De weg naar het missionariaat valt hem zwaar. Hij heeft problemen met het strenge, volgens hem te Duitsche regime van de SVD. Vooral zijn verblijf aan het Collegia Verbi Divini in Rome ervaart hij in alle opzichten als een vuurproef. Hij worstelt met zichzelf en zijn roeping.
In 1936 vertrekt Antoon naar Flores. Het pioniersbestaan van de missionaris is aanstaande, zo lijkt het. Hij wordt aanvankelijk echter secretaris van de bisschop in Ndona en ontmoet daar de jonge rebel Sukarno.
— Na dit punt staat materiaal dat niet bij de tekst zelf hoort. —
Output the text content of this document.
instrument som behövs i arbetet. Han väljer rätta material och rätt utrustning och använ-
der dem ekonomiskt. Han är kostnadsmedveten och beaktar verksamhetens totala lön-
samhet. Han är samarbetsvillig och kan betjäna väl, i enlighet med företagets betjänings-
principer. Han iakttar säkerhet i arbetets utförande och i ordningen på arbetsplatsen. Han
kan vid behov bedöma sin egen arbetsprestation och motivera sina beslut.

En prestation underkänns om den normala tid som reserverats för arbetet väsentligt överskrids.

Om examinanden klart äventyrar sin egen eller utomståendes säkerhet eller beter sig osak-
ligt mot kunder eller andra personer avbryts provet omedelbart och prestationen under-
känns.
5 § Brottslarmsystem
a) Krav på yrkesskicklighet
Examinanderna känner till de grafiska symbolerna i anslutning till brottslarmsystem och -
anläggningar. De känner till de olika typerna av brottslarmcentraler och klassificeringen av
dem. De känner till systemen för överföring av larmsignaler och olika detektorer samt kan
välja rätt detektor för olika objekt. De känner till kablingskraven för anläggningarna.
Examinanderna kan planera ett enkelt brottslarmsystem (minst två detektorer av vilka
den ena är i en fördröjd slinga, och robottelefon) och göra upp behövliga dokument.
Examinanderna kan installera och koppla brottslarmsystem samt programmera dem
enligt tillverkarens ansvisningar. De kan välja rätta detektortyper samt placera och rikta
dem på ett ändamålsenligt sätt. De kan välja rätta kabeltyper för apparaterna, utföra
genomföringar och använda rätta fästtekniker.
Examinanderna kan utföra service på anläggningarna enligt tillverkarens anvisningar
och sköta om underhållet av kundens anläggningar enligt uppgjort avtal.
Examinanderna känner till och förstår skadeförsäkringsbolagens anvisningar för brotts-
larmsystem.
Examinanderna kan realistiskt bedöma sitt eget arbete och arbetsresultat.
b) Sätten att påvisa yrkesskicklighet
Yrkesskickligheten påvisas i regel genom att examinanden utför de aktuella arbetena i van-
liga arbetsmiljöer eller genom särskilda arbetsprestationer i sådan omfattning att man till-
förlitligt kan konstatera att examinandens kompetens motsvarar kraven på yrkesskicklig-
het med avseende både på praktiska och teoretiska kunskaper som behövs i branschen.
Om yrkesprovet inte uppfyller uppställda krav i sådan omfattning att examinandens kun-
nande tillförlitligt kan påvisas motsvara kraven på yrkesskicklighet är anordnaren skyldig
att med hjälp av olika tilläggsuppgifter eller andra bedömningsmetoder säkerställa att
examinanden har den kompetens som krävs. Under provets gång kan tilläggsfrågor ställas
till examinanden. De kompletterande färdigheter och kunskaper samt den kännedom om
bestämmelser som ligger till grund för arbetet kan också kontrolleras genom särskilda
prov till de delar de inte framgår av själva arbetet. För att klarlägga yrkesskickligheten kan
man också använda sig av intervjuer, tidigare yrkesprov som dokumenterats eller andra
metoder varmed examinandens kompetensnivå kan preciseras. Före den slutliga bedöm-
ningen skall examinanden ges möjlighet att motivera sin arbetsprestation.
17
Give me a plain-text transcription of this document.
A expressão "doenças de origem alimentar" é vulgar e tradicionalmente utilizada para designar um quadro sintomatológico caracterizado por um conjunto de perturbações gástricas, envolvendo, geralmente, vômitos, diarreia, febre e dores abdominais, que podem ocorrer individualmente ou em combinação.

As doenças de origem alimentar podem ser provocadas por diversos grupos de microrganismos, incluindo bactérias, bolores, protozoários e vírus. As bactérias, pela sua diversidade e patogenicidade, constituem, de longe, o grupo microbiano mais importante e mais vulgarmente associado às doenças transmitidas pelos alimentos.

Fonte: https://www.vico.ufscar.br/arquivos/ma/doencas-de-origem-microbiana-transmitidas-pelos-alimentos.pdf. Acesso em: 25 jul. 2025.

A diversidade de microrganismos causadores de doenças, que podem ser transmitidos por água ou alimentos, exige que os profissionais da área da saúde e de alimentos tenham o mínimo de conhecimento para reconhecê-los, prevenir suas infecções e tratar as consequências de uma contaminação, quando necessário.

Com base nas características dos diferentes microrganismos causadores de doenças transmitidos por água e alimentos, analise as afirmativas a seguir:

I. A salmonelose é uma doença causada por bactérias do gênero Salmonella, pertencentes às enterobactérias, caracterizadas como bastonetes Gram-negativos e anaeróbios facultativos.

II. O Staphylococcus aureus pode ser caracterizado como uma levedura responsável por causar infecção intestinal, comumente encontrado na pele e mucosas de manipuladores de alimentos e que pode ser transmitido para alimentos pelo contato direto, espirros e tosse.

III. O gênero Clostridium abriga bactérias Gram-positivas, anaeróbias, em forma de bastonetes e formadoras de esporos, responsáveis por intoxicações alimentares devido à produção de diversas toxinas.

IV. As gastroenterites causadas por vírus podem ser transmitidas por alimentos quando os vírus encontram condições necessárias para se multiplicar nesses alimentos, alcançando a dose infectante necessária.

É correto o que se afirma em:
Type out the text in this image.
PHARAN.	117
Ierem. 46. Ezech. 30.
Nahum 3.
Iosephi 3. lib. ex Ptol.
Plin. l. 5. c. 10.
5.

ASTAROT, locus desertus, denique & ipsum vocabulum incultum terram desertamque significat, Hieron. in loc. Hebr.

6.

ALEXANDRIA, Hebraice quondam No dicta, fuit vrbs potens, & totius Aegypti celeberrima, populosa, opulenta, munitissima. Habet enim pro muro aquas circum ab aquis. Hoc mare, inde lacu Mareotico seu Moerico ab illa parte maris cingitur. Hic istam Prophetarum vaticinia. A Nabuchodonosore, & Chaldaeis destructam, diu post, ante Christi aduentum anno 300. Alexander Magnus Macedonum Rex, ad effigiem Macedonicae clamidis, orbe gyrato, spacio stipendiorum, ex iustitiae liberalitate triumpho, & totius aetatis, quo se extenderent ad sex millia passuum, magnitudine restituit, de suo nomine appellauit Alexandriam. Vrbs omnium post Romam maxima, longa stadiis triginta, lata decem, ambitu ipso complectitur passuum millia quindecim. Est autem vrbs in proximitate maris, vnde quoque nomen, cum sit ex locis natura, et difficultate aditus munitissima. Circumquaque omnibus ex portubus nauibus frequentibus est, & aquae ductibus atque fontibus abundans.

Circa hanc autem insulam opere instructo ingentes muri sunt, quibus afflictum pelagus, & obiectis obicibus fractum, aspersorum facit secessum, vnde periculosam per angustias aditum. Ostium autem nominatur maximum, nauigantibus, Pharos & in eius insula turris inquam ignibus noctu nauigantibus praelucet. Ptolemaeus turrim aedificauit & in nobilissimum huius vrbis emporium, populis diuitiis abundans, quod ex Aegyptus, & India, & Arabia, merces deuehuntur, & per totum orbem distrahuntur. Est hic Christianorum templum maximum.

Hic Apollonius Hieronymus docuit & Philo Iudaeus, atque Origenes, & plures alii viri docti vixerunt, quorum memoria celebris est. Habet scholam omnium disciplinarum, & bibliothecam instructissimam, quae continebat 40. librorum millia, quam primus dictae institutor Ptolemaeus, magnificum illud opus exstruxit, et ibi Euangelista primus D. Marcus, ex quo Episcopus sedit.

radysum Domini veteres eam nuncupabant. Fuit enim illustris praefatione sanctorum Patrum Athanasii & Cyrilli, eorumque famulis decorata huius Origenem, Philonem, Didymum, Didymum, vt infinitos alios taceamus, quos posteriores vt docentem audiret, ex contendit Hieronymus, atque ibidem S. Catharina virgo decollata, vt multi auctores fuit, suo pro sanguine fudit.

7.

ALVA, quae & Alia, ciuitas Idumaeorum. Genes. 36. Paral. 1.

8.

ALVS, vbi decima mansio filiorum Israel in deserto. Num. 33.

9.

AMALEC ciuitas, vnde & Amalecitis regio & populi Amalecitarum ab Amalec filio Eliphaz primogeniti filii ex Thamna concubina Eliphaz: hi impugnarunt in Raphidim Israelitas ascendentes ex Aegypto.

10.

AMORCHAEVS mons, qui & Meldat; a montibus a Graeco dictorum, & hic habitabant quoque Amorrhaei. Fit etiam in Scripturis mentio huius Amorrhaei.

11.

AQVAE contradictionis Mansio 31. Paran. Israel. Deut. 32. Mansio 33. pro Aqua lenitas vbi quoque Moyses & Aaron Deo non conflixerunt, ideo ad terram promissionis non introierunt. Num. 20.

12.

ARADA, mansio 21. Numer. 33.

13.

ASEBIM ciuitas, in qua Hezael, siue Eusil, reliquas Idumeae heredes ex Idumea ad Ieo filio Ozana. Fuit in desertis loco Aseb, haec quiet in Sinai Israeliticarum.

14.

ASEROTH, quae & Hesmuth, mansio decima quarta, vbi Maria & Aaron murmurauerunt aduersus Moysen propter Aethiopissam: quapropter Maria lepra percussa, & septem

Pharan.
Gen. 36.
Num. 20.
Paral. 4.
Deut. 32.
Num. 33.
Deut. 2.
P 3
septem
In januari 1941 wordt hij alsnog missionaris. Niet lang daarna volgt de internering in een Japans concentratiekamp, waar hij zich ontpopt als een buitenbeentje onder de andere paters. Na zijn internering keert Toon terug naar zijn missiepost. Onder invloed van de Indonesische onafhankelijksstrijd nemen de twijfels over de betekenis van de katholieke missiebeweging bij Antoon toe.
In juli 1949 keert hij terug naar Nederland. Meer en meer raakt hij ervan overtuigd dat je er met zielenjagen niet komt. Het gaat om meer, heel veel meer. Aan het missiewerk gaat iets vooraf. Je moet de mensen helpen zich te emanciperen. In 1956 keert Toon terug naar Flores. Zijn uitgesproken opvattingen en weinig diplomatiek optreden brengen hem in conflict met de heersende orde in de Floresmissie.
In 1959 keert Antoon terug naar Nederland, ditmaal voorgoed. Hij aanvaardt een baan als onderzoeker voor het KASKI. Te midden van veel twijfelende en zelfs uittredende collega-paters en missionarissen knelt het celibaat. In 1969 trouwt Antoon met Truus Krijgsman.